What was clear was simply that something was wrong. Amphibians, with their highly permeable skin, act as canaries in the coal mine, and signal that something is amiss in the world’s living systems. And it was highly probable that human activity was culpable in some way.

In how many other areas have we seen significant detrimental impacts in our relationship to the natural world? More importantly, how often have we failed to take corrective action, once the detrimental impacts became clear?

If you’re reading this, you’re likely already attuned to environmental crises. Rather than supersaturate your likely-already-saturated capacity to listen to problem identification, I’ll skip the other examples (bats, UN Millennium Ecosystem assessment, etc.) and cut to the chase:

This is not simply an issue of forging better environmental policies or implementing better practices. At their core, the issues we are dealing with are issues of values, mindset, and ethics, requiring a fundamental shift in how we relate to, and act in, the world. Perhaps the key defining moral failure of our times is the failure to recognize the inherent right of other species, and ecosystems, to exist.

This failure creates the many bizarre situations in which we currently find ourselves, like economic systems with clear incentives to destroy the ecology on which they depend.

This failure also creates tremendous opportunities that we too often have failed to capitalize upon, because we’re too attached to business-as-usual and hold a real fear of change. For example, political contributions are an avoidable cost of doing business to the fossil fuel and chemicals industries, yet contributions continue to flow in order to avoid any forced changes that stem from our understanding of environmental problems caused by fossil fuels and chemical industry products. These industries have made strides in more strategic directions – investing in renewable energies, starting product lines with improved biodegradability, etc. But the motion and effort has not been anywhere near requisite to our challenge. The only possible reason I can ascribe to not truly making an effort is fear of change. We (rather than “they”, as we are embedded in the societies that spawned those industries) understand our processes and markets, get comfortable, and strive to maintain the status quo rather than grapple with harsh realities. So, rather than embracing new information on negative impacts of their products, we instead shove it away, because it doesn’t fit well with our desires and assumption, and reject the impetus to change rather than embrace it as a worthy challenge. (The automotive industry was in a similar situation for a long time, and seeing significant opening to certain changes there – even competitions now to see who can get the highest mpg – has been welcome.)

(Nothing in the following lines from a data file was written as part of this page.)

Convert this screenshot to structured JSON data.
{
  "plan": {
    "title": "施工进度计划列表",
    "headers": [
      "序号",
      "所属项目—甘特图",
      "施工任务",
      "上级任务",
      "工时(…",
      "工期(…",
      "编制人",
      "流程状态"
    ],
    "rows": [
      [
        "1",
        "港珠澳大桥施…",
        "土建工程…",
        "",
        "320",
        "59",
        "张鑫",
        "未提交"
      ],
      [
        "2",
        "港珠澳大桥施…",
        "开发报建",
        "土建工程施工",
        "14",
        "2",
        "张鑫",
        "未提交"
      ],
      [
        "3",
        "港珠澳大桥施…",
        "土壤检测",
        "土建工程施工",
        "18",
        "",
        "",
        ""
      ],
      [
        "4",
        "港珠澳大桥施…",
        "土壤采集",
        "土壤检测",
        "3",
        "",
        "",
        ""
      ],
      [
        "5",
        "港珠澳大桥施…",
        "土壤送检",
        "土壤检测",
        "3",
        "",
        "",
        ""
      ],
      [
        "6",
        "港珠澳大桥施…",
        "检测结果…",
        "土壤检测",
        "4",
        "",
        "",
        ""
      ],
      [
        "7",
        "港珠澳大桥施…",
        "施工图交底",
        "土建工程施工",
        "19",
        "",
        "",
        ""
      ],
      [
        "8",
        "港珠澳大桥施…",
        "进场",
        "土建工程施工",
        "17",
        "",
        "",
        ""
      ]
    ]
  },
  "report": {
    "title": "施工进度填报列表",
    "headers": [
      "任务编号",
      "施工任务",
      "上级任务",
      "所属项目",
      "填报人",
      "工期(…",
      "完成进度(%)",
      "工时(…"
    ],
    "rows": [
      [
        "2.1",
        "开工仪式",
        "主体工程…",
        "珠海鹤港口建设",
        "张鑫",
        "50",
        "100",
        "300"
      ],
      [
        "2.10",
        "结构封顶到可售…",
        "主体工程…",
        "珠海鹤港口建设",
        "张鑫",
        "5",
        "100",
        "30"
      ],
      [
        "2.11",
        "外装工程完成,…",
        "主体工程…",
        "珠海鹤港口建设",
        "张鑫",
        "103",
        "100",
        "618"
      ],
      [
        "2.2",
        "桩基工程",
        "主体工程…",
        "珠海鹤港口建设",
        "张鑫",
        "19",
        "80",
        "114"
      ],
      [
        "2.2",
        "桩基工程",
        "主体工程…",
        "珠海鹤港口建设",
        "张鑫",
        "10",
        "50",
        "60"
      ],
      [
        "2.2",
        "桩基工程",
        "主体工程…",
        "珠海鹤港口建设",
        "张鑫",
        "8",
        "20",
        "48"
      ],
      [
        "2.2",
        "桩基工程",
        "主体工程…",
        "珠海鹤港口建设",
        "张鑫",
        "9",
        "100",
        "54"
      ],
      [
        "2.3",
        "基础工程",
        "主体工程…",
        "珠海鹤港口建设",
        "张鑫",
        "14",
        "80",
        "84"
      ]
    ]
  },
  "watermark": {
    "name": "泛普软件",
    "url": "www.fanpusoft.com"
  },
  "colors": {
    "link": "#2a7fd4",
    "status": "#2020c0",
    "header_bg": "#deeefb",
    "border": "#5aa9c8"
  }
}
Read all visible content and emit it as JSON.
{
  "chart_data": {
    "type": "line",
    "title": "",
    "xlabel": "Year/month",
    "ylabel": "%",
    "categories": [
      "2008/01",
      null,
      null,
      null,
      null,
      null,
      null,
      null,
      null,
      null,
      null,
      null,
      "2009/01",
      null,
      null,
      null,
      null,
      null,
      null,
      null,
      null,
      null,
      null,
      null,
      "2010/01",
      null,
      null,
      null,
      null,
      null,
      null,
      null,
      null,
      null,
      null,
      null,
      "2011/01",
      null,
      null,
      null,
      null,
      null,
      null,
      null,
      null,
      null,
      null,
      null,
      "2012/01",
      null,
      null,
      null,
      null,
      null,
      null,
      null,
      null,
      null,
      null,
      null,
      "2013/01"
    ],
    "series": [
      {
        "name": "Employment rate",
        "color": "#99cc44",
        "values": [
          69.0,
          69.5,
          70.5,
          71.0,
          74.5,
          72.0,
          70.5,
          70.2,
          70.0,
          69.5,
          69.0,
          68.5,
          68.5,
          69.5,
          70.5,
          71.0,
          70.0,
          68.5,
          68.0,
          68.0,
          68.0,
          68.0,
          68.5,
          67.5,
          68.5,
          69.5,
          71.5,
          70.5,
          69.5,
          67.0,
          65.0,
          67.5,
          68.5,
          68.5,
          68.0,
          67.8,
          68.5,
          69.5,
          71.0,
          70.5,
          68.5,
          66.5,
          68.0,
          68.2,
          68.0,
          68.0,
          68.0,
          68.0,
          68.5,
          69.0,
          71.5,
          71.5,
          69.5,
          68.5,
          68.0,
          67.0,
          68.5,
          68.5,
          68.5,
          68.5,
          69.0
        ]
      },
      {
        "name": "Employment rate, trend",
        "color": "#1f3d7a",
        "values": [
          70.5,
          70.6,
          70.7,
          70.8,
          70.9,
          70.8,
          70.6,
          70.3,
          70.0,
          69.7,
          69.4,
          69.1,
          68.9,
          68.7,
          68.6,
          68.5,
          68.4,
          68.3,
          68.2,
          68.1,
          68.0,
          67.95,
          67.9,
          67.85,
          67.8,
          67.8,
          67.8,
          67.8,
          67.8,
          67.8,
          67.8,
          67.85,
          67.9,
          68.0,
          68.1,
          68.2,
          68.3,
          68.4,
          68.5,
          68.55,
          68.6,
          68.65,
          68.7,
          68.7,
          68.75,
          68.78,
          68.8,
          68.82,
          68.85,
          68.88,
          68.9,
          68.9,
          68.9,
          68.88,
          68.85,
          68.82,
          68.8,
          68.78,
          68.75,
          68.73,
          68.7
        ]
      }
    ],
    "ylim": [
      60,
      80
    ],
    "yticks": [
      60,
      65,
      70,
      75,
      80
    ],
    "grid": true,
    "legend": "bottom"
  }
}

It’s easy to say that we need to create (or recreate) a better relationship with our surroundings. Real effort is required to get there. The real questions include . . . how do we operationalize it? How do we shift our and others’ minds to really embrace the rights of all species and all life? If and when we’re in agreement, given the unknowns and extent of our supply-chains, and our investments that impact far-flung places, how can we really be ensure supply-chain-related and investment-related actions reflect our values?

I expect very significant barriers to keeping an open mind to the questions, and major differences of opinion on the answers. BUT, I do think we do have pathways and methods available to help us advance, and even putting forth a very significant effort would be a win.